Forum Moderators: Robert Charlton & goodroi

Message Too Old, No Replies

Noindex vs Nofollow vs Robots.txt vs Canonical

         

danimalSK

8:04 pm on Nov 11, 2010 (gmt 0)

10+ Year Member




Lets say I have a UGC heavy site (over 1 million pages), where there are a lot of links to signup and add content etc, all of which have a "return to" parameter, e.g.:

bluewidgets.com/widget1

has links to

bluewidgets.com/widget1?action=add_comment&return_to=widget1
bluewidgets.com/signup?return_to=widget1

etc.

What is the best way to handle this (assuming there are 5 of these a page, i.e. 5 million links)?
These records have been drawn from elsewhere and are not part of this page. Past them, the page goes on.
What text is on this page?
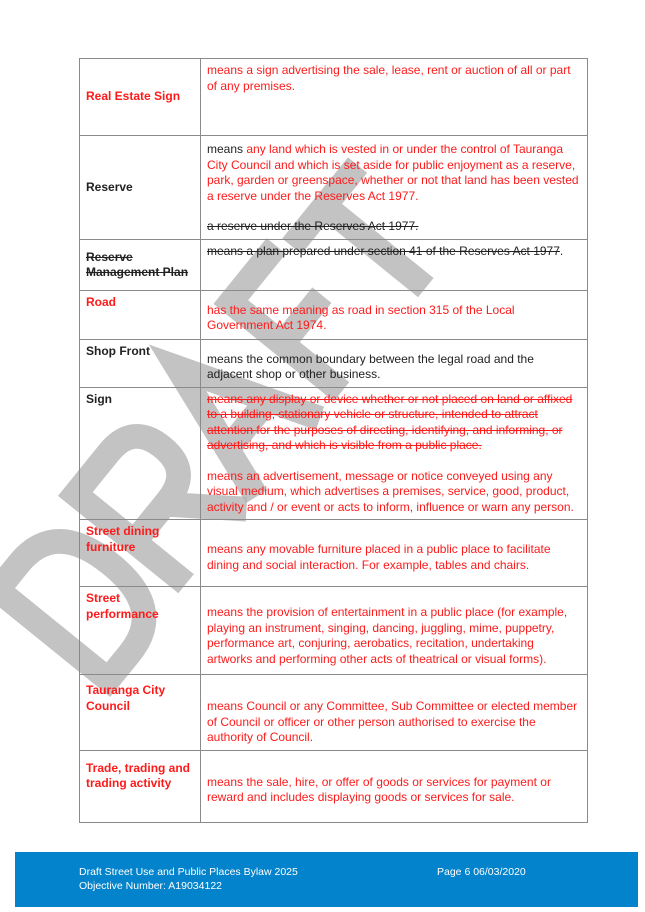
Real Estate Sign	means a sign advertising the sale, lease, rent or auction of all or part of any premises.
Reserve	means any land which is vested in or under the control of Tauranga City Council and which is set aside for public enjoyment as a reserve, park, garden or greenspace, whether or not that land has been vested a reserve under the Reserves Act 1977.
a reserve under the Reserves Act 1977.

Reserve Management Plan	means a plan prepared under section 41 of the Reserves Act 1977.
Road	has the same meaning as road in section 315 of the Local Government Act 1974.
Shop Front	means the common boundary between the legal road and the adjacent shop or other business.
Sign	means any display or device whether or not placed on land or affixed to a building, stationary vehicle or structure, intended to attract attention for the purposes of directing, identifying, and informing, or advertising, and which is visible from a public place.
means an advertisement, message or notice conveyed using any visual medium, which advertises a premises, service, good, product, activity and / or event or acts to inform, influence or warn any person.

Street dining furniture	means any movable furniture placed in a public place to facilitate dining and social interaction. For example, tables and chairs.
Street performance	means the provision of entertainment in a public place (for example, playing an instrument, singing, dancing, juggling, mime, puppetry, performance art, conjuring, aerobatics, recitation, undertaking artworks and performing other acts of theatrical or visual forms).
Tauranga City Council	means Council or any Committee, Sub Committee or elected member of Council or officer or other person authorised to exercise the authority of Council.
Trade, trading and trading activity	means the sale, hire, or offer of goods or services for payment or reward and includes displaying goods or services for sale.
Draft Street Use and Public Places Bylaw 2025
Objective Number: A19034122
Page 6 06/03/2020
There seem to be a plethora of options:

a) open up all these pages and canonical them (e.g. bluewidgets.com/signup?return_to=widget1 > bluewidgets.com/signup). downside of this is there are millions of these links, and letting the Googlebot crawl them seems like a pretty big waste of its time.

b) robots.txt block them. on the upside this should improves the Googlebot's crawl efficiency. on the downside these pages still get indexed and accumulate pagerank.

c) open them up but noindex them. on the upside this lets pagerank flow to other pages (rather than a deadend like the robots.txt). again the downside to this seems that allowing them to be crawled is a pretty big waste of the Googlebot's time.

d) nofollow the links. downside of this is that these links are "wasted" from a pagerank perspective (at least based on my understanding). upside is more crawl efficiency.

e) turn them into buttons...

So far I have opted to robots.txt block them. But I suspect this is not the most optimal choice. I'm leaning towards removing the "return_to" parameter, and opening them up, although I think this might be pretty hard for the dev team to implement.

Would appreciate any thoughts.

Cheers,

Dan

goodroi

10:40 am on Nov 12, 2010 (gmt 0)

WebmasterWorld Administrator 10+ Year Member Top Contributors Of The Month



welcome to webmasterworld!

there are many thoughts on this topic and i doubt you will find one clear "right way". that is because there are good points and some bad points to many of the different ways.

there is another option you might want to consider. option f) place the links in a frame, have the link page being framed hosted in a robots.txt excluded directory

here are my thoughts:

a) this is basically doing nothing and letting google sort it out. google typically prefers when webmasters do less manipulation. this is a safer option and also easier because you don't need to make changes.

b) robots.txt will lose some link pop. i wouldnt lose too much sleep over it. i assume you have 100 other links on the page so you are only talking about 1-2% loss. also not all links are equal. google places much less value on ros sidebar links when compared to higher valued embedded content links.

c) my biggest concern about noindex is that i have seen too many webmasters accidentally overuse noindex and kick out large sections of their content from google. be careful with using noindex.

d) nofollow is like saying you dont trust your internal pages. as stated for option b i wouldnt worry too much over the link pop loss.

e) buttons and text links are both links and each get a part of the outgoing link pop. i do like the idea of buttons because pretty buttons can help usability. better usability leads to better quality signals to google which leads to better rankings plus alot more happy visitors.

hope that helps

danimalSK

11:03 am on Nov 12, 2010 (gmt 0)

10+ Year Member




Thanks goodroi! Appreciate your help :)

Yes, as a proportion of the total, there are relatively few of these links. What that doesn't take into account, however, is their size - quite a few of them are large "Sign Up Now" style calls to action. Google seems very keen on crawling these links, so I'm worried we may be wasting more than a couple of % (GWT is reporting millions of URLs as restricted by robots.txt).

I also like the button solution, maybe i'll try buttonizing the large call to action links, and opening up / canonicaling the rest.

Thanks again!

Dan